De plus, à l’époque du Premier Temple, nombreux étaient ceux qui se trompaient, et pensaient que même sans purification du cœur ni réparation des mauvaises actions, leurs fautes seraient pardonnées et eux-mêmes mériteraient abondance de biens grâce à l’offrande des sacrifices.
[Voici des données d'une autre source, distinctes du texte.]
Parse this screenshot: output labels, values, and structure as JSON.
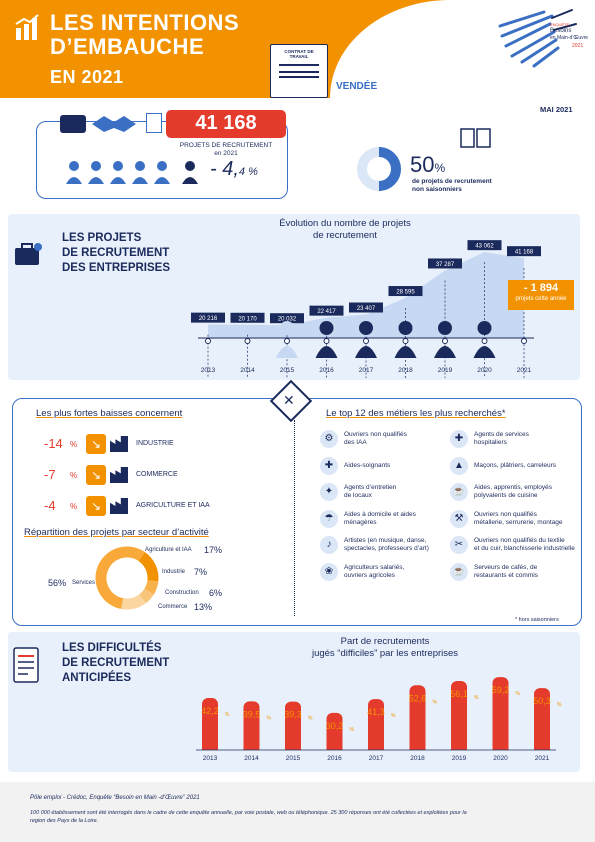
{
  "header": {
    "title_line1": "LES INTENTIONS",
    "title_line2": "D’EMBAUCHE",
    "title_line3": "EN 2021",
    "contract_label": "CONTRAT DE TRAVAIL",
    "region": "VENDÉE",
    "date": "MAI 2021",
    "logo_line1": "ENQUÊTE",
    "logo_line2": "Besoins",
    "logo_line3": "en Main-d’Œuvre",
    "logo_year": "2021"
  },
  "summary": {
    "projects_value": "41 168",
    "projects_label_1": "PROJETS DE RECRUTEMENT",
    "projects_label_2": "en 2021",
    "change_value": "- 4,",
    "change_decimal": "4 %",
    "nonseasonal_pct": "50",
    "nonseasonal_pct_sign": "%",
    "nonseasonal_label_1": "de projets de recrutement",
    "nonseasonal_label_2": "non saisonniers"
  },
  "projects_section": {
    "title_1": "LES PROJETS",
    "title_2": "DE RECRUTEMENT",
    "title_3": "DES ENTREPRISES",
    "chart_title_1": "Évolution du nombre de projets",
    "chart_title_2": "de recrutement",
    "delta_value": "- 1 894",
    "delta_label": "projets cette année"
  },
  "sectors": {
    "baisses_title": "Les plus fortes baisses concernent",
    "baisses": [
      {
        "pct": "-14",
        "sign": "%",
        "label": "INDUSTRIE"
      },
      {
        "pct": "-7",
        "sign": "%",
        "label": "COMMERCE"
      },
      {
        "pct": "-4",
        "sign": "%",
        "label": "AGRICULTURE ET IAA"
      }
    ],
    "repartition_title": "Répartition des projets par secteur d’activité",
    "repartition": [
      {
        "label": "Agriculture et IAA",
        "value": "17%"
      },
      {
        "label": "Industrie",
        "value": "7%"
      },
      {
        "label": "Construction",
        "value": "6%"
      },
      {
        "label": "Commerce",
        "value": "13%"
      },
      {
        "label": "Services",
        "value": "56%"
      }
    ]
  },
  "top12": {
    "title": "Le top 12 des métiers les plus recherchés*",
    "left": [
      {
        "l1": "Ouvriers non qualifiés",
        "l2": "des IAA"
      },
      {
        "l1": "Aides-soignants",
        "l2": ""
      },
      {
        "l1": "Agents d’entretien",
        "l2": "de locaux"
      },
      {
        "l1": "Aides à domicile et aides",
        "l2": "ménagères"
      },
      {
        "l1": "Artistes (en musique, danse,",
        "l2": "spectacles, professeurs d’art)"
      },
      {
        "l1": "Agriculteurs salariés,",
        "l2": "ouvriers agricoles"
      }
    ],
    "right": [
      {
        "l1": "Agents de services",
        "l2": "hospitaliers"
      },
      {
        "l1": "Maçons, plâtriers, carreleurs",
        "l2": ""
      },
      {
        "l1": "Aides, apprentis, employés",
        "l2": "polyvalents de cuisine"
      },
      {
        "l1": "Ouvriers non qualifiés",
        "l2": "métallerie, serrurerie, montage"
      },
      {
        "l1": "Ouvriers non qualifiés du textile",
        "l2": "et du cuir, blanchisserie industrielle"
      },
      {
        "l1": "Serveurs de cafés, de",
        "l2": "restaurants et commis"
      }
    ],
    "footnote": "* hors saisonniers"
  },
  "difficulty": {
    "title_1": "LES DIFFICULTÉS",
    "title_2": "DE RECRUTEMENT",
    "title_3": "ANTICIPÉES",
    "chart_title_1": "Part de recrutements",
    "chart_title_2": "jugés “difficiles” par les entreprises"
  },
  "footer": {
    "source": "Pôle emploi - Crédoc, Enquête “Besoin en Main -d’Œuvre” 2021",
    "note_1": "100 000 établissement sont été interrogés dans le cadre de cette enquête annuelle,  par voie postale, web ou téléphonique.  25 300 réponses ont été collectées et exploitées pour la",
    "note_2": "region des Pays de la Loire."
  },
  "chart_data": [
    {
      "type": "area",
      "title": "Évolution du nombre de projets de recrutement",
      "x": [
        "2013",
        "2014",
        "2015",
        "2016",
        "2017",
        "2018",
        "2019",
        "2020",
        "2021"
      ],
      "values": [
        20216,
        20170,
        20032,
        22417,
        23407,
        28595,
        37287,
        43062,
        41168
      ],
      "labels": [
        "20 216",
        "20 170",
        "20 032",
        "22 417",
        "23 407",
        "28 595",
        "37 287",
        "43 062",
        "41 168"
      ]
    },
    {
      "type": "donut",
      "title": "Répartition des projets par secteur d’activité",
      "categories": [
        "Agriculture et IAA",
        "Industrie",
        "Construction",
        "Commerce",
        "Services"
      ],
      "values": [
        17,
        7,
        6,
        13,
        56
      ]
    },
    {
      "type": "bar",
      "title": "Part de recrutements jugés “difficiles” par les entreprises",
      "categories": [
        "2013",
        "2014",
        "2015",
        "2016",
        "2017",
        "2018",
        "2019",
        "2020",
        "2021"
      ],
      "values": [
        42.2,
        39.5,
        39.3,
        30.2,
        41.3,
        52.6,
        56.1,
        59.2,
        50.3
      ],
      "labels": [
        "42,2",
        "39,5",
        "39,3",
        "30,2",
        "41,3",
        "52,6",
        "56,1",
        "59,2",
        "50,3"
      ]
    }
  ]
}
Or à la vérité, l’essentiel est la foi en Dieu, la purification du cœur et l’amélioration des actes, comme il est dit (Dt 10, 12) : « Que te demande l’Eternel ton Dieu, si ce n’est de craindre l’Eternel ton Dieu, de marcher dans toutes Ses voies, de L’aimer, et de servir l’Eternel ton Dieu de tout ton cœur et de toute ton âme ? » Ainsi les prophètes se sont-ils élevés avec vigueur contre ceux qui pensaient que l’essentiel résidait dans les sacrifices et n’exigeaient pas d’eux-mêmes un attachement véritable à Dieu, comme il est dit (Isaïe 1, 11-13) : « Que M’importe la multitude de vos sacrifices, dit l’Eternel, Je suis saturé des holocaustes de béliers, de la graisse des bêtes gavées, et le sang des taureaux, des agneaux et des boucs, Je n’en ai point le désir. Vous qui venez vous présenter devant Ma face, qui vous a demandé de fouler Mes parvis ? N’apportez plus d’offrande vaine, l’encens M’est abominable… » Par l’institution des prières, les membres de la Grande Assemblée ont restauré l’ordre authentique du service divin, selon lequel la foi, l’intention et l’attachement à Dieu constituent le fondement du service. Or ces dispositions intérieures trouvent une expression plus claire dans les prières que dans les sacrifices, comme l’a enseigné Rabbi Eléazar : « La prière est plus grande que les sacrifices » (Berakhot, 32b). Dès lors, nous prions pour mériter d’exprimer notre attachement à Dieu de façon complète, par la prière et par les sacrifices.